The remake of “The Three Stooges,” helmed by Peter and Robert Farrelly of “Dumb and Dumber” fame, went through production hell for almost a decade. The first trailer for the movie was released last December to fairly negative responses, but I viewed it with restrained optimism. It seems that I was being overly generous.
When “Stooges” is doing what it’s supposed to do, namely extended scenes of the Stooges beating each other up, it’s fantastic. The actors are superbly cast: Chris Diamantopoulos, Sean Hayes and Will Sasso as Moe, Larry and Curly respectively nail the classic comedic characters, both physically and vocally. Even the child actors for the scenes portraying their childhood are eerily on-the-nose. The slapstick is hilarious, and extremely faithful to the source material. Unfortunately, it doesn’t come up very much.
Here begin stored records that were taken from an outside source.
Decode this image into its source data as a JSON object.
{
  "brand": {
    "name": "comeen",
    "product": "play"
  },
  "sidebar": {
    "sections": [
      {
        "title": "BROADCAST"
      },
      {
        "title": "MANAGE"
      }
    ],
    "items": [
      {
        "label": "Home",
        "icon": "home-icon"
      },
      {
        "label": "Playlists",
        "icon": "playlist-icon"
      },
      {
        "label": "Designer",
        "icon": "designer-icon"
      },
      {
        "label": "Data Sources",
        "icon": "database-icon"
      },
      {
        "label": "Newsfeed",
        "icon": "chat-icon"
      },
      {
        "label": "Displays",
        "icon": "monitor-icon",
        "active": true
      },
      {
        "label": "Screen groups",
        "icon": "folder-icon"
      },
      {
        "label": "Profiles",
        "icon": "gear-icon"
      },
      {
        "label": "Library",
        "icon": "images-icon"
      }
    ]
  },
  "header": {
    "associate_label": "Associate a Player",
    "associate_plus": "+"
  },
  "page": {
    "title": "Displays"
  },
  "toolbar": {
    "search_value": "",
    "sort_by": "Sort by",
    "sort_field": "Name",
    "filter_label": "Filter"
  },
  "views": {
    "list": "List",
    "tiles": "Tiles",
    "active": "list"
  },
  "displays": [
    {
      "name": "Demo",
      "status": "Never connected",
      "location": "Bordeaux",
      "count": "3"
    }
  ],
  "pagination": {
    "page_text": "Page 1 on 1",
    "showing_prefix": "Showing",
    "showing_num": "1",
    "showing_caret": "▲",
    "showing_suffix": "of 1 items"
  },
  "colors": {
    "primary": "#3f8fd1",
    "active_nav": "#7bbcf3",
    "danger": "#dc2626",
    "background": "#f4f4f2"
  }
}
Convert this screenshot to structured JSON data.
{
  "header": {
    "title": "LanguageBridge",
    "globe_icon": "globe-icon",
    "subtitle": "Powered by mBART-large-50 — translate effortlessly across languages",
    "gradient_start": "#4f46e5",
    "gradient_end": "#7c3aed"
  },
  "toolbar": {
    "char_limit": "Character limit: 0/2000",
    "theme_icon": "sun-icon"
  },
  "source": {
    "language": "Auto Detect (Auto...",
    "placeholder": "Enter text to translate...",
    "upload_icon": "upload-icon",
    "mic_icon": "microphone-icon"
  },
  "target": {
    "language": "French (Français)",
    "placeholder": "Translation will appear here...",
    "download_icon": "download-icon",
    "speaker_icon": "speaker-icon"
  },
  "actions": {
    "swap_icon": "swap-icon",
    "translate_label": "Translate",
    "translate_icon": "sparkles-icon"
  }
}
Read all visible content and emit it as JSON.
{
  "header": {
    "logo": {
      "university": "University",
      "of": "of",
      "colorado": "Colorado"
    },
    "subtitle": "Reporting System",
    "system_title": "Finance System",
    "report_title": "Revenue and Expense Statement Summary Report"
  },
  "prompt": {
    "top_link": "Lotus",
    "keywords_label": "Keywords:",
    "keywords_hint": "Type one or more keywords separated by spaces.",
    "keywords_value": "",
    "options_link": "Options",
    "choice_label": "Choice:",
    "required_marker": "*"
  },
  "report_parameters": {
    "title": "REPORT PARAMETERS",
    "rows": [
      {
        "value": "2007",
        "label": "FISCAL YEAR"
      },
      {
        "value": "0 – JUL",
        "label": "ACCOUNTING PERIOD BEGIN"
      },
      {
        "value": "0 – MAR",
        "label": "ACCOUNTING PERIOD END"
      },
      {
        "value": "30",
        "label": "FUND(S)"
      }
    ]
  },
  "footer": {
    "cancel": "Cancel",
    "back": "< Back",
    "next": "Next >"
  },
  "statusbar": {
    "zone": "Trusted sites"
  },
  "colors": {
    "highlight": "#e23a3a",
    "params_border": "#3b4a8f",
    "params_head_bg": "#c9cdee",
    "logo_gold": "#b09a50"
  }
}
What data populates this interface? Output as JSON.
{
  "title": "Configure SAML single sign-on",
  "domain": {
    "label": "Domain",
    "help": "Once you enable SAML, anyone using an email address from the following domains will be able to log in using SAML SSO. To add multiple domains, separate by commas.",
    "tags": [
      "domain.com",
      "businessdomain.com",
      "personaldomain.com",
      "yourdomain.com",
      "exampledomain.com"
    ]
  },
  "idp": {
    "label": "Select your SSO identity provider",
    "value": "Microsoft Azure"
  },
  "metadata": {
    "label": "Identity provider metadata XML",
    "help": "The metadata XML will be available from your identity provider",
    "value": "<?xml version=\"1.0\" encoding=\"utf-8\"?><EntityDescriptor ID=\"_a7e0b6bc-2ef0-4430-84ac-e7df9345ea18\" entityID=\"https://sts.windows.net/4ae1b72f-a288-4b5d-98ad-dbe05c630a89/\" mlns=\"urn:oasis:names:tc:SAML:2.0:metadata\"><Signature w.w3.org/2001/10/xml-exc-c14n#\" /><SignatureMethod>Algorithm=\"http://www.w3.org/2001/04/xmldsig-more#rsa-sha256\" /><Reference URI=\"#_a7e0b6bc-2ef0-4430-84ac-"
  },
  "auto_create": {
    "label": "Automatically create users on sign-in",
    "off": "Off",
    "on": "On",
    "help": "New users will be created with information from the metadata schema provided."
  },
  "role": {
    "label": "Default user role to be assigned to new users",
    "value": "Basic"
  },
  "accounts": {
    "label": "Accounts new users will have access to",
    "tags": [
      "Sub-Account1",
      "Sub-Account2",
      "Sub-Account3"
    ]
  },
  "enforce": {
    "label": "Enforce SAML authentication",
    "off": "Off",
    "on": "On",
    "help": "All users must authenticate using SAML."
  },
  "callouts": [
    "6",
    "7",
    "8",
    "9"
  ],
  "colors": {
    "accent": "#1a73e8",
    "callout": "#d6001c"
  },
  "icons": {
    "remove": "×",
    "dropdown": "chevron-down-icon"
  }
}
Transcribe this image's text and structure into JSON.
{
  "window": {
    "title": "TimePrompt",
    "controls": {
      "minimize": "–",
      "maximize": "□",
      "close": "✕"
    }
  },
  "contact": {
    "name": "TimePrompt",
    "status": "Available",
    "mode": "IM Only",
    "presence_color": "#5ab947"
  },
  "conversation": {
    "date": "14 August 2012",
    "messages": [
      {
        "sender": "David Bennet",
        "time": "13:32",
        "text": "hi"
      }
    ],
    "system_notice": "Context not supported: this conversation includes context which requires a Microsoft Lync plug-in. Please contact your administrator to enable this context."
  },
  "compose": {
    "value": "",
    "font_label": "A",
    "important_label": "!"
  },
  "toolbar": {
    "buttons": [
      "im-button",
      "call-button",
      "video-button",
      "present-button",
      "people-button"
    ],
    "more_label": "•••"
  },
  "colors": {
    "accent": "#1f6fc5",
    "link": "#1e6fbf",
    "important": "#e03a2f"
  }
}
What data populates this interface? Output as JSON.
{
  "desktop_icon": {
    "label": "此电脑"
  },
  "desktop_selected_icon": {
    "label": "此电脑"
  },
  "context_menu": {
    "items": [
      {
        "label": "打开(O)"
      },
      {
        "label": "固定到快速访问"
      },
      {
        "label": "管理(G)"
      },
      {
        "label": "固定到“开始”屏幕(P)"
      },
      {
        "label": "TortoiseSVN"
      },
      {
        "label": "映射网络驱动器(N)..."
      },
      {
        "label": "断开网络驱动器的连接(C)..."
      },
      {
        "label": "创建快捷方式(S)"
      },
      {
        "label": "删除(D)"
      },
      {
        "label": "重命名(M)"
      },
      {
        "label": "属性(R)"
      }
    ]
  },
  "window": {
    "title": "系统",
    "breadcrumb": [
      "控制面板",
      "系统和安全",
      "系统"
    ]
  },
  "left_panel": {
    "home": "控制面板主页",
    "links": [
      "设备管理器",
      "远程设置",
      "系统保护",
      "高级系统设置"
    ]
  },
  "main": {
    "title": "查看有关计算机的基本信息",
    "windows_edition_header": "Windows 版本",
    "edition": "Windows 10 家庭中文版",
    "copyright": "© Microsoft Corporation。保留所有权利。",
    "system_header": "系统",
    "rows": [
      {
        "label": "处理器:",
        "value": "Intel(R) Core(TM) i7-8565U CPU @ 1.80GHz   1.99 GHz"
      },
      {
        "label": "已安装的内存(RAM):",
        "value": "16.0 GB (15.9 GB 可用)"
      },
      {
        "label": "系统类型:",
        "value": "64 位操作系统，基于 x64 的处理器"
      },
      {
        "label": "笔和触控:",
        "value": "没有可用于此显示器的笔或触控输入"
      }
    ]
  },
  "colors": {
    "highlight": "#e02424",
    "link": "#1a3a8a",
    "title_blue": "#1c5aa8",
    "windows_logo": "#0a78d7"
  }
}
The movie not only has an overdrawn A-plot involving the Stooges trying to raise money to save the orphanage that they grew up in, but it also has two B-plots that they have almost nothing to do with. The climaxes of both B-plots, which overpower the already needless A-plot, have the Stooges standing in the background the entire time, watching the supporting characters resolve their pointless conflicts. I had to restrain myself from shouting “Get on with it” at the movie screen, restraint that others I saw the movie with did not possess. An hour could be cut from its 90-minute running time and it would still feel slow.
The real kicker that drove “The Three Stooges” off the cliff of mediocrity onto the sharp rocks of terrible is the epilogue. Before the credits roll, two over-muscled actors portraying the Farrelly brothers come on screen, and explain that all of the stunts were performed by trained professionals, and begin to demonstrate the rubber props and stage-fighting techniques used in the movie. I was stunned, as if a magician had walked onstage after a show and shown me the panel in his hat, or the wire up his sleeve. I know how it’s done, but I don’t want it blasted in my face. The entire incident left me with one of the most sour aftertastes from a movie since “Spider-Man 3.”